4.5. Het sub 1.3 genoemde rapport vermeldt niet dat enig onderzoek is gedaan naar de werksituatie van [Werknemer]. Het is een verslag van de resultaten van een onderzoek aan [Werknemer] door de psycholoog en de psychiater. Uit het rapport blijkt ook door bewoordingen als ”Betrokkene heeft het gevoel dat hij voornamelijk door spanningen op het werk is opgebrand” en: “Uit deze resultaten kan men afleiden dat betrokkene zich enorm uitgeput voelt door zijn werk”, dat volgens [Werknemer] zijn klachten zijn ontstaan/verergerd door zijn werksituatie. De eindconclusie van het rapport, zoals hiervoor sub 1.3 is weergegeven, die de werksituatie als oorzaak van de klachten aanwijst is naar het oordeel van het hof, gelet op de verdere inhoud van het rapport, dan ook niet feitelijk onderbouwd en alleen gebaseerd op de uitlatingen van [Werknemer].

4.6. [Werknemer] heeft ten aanzien van de werksituatie gesteld dat sprake was van mismanagement van de directeur [X]. ABN AMRO heeft dit gemotiveerd weersproken.
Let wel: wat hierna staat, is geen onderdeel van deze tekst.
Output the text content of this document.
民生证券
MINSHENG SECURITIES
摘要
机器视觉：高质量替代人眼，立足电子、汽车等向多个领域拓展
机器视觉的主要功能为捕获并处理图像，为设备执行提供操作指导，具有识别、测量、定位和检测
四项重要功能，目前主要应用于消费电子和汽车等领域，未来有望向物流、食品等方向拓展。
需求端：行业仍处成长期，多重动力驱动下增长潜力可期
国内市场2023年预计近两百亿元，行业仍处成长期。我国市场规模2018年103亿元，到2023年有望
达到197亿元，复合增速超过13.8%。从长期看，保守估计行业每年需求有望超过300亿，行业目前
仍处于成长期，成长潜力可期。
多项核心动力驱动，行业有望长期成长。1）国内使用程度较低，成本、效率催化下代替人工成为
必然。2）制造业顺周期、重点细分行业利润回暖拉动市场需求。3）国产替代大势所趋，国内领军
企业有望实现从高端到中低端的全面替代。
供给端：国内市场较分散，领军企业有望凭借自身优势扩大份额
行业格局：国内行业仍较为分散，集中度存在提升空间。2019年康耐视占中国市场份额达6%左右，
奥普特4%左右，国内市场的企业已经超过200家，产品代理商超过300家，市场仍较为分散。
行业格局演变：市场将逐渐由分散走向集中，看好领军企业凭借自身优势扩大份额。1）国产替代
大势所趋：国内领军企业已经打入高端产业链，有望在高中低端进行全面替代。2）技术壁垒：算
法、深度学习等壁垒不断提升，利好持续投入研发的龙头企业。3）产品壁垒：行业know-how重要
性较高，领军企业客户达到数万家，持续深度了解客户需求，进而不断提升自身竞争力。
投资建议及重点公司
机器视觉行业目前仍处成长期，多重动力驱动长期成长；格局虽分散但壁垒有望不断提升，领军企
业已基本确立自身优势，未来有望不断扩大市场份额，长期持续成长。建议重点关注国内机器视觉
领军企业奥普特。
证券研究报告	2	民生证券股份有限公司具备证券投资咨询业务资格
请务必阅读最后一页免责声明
Daarop heeft [Werknemer] echter geen feiten of omstandigheden gesteld waaruit dat mismanagement zou bestaan, hoewel dat wel op zijn weg had gelegen. Dat, zoals uit het rapport blijkt, [Werknemer] zijn werk na het aantreden van [X] als minder plezierig ging ervaren, dat hij minder tijd had voor de klanten, dat het administratieve werk omslachtiger werd en dat de communicatie niet goed verliep, acht het hof onvoldoende ter onderbouwing van het gestelde mismanagement. Deze omstandigheden acht het hof voorts onvoldoende ernstig en niet afwijkend van wat als een normale werksituatie is aan te merken - nog daargelaten dat ze niet feitelijk zijn onderbouwd - om op grond daarvan aan te nemen dat de klachten van [Werknemer] door zijn werk zijn veroorzaakt. Daarbij heeft het hof tevens in aanmerking genomen dat ook vóór het aantreden van [X] bij [Werknemer] sprake was van lichamelijke klachten, dat zijn lichamelijke conditie sinds 1995 achteruit ging, dat hij eind 1994 al merkte dat zijn geestelijke weerstand minder werd en dat hij toen een VUT-regeling heeft aangevraagd. Ook zijn geen feiten of omstandigheden gesteld of gebleken dat [Werknemer] aan ABN AMRO te kennen heeft gegeven dat hij zijn werksituatie als te belastend onderging, zodat ook niet gezegd kan worden dat ABN AMRO, voorafgaand aan de arbeidsongeschiktheid van [Werknemer] maatregelen had kunnen of moeten nemen om de arbeidsongeschiktheid van [Werknemer] te voorkomen. Los van het voorgaande is in dit geval duidelijk sprake van een predispostie. [Werknemer] heeft nagelaten aan te geven in welke mate zijn arbeidsongeschiktheid aan die predispositie is te wijten. Hij heeft derhalve (ook) op dit punt niet aan zijn stelplicht voldaan.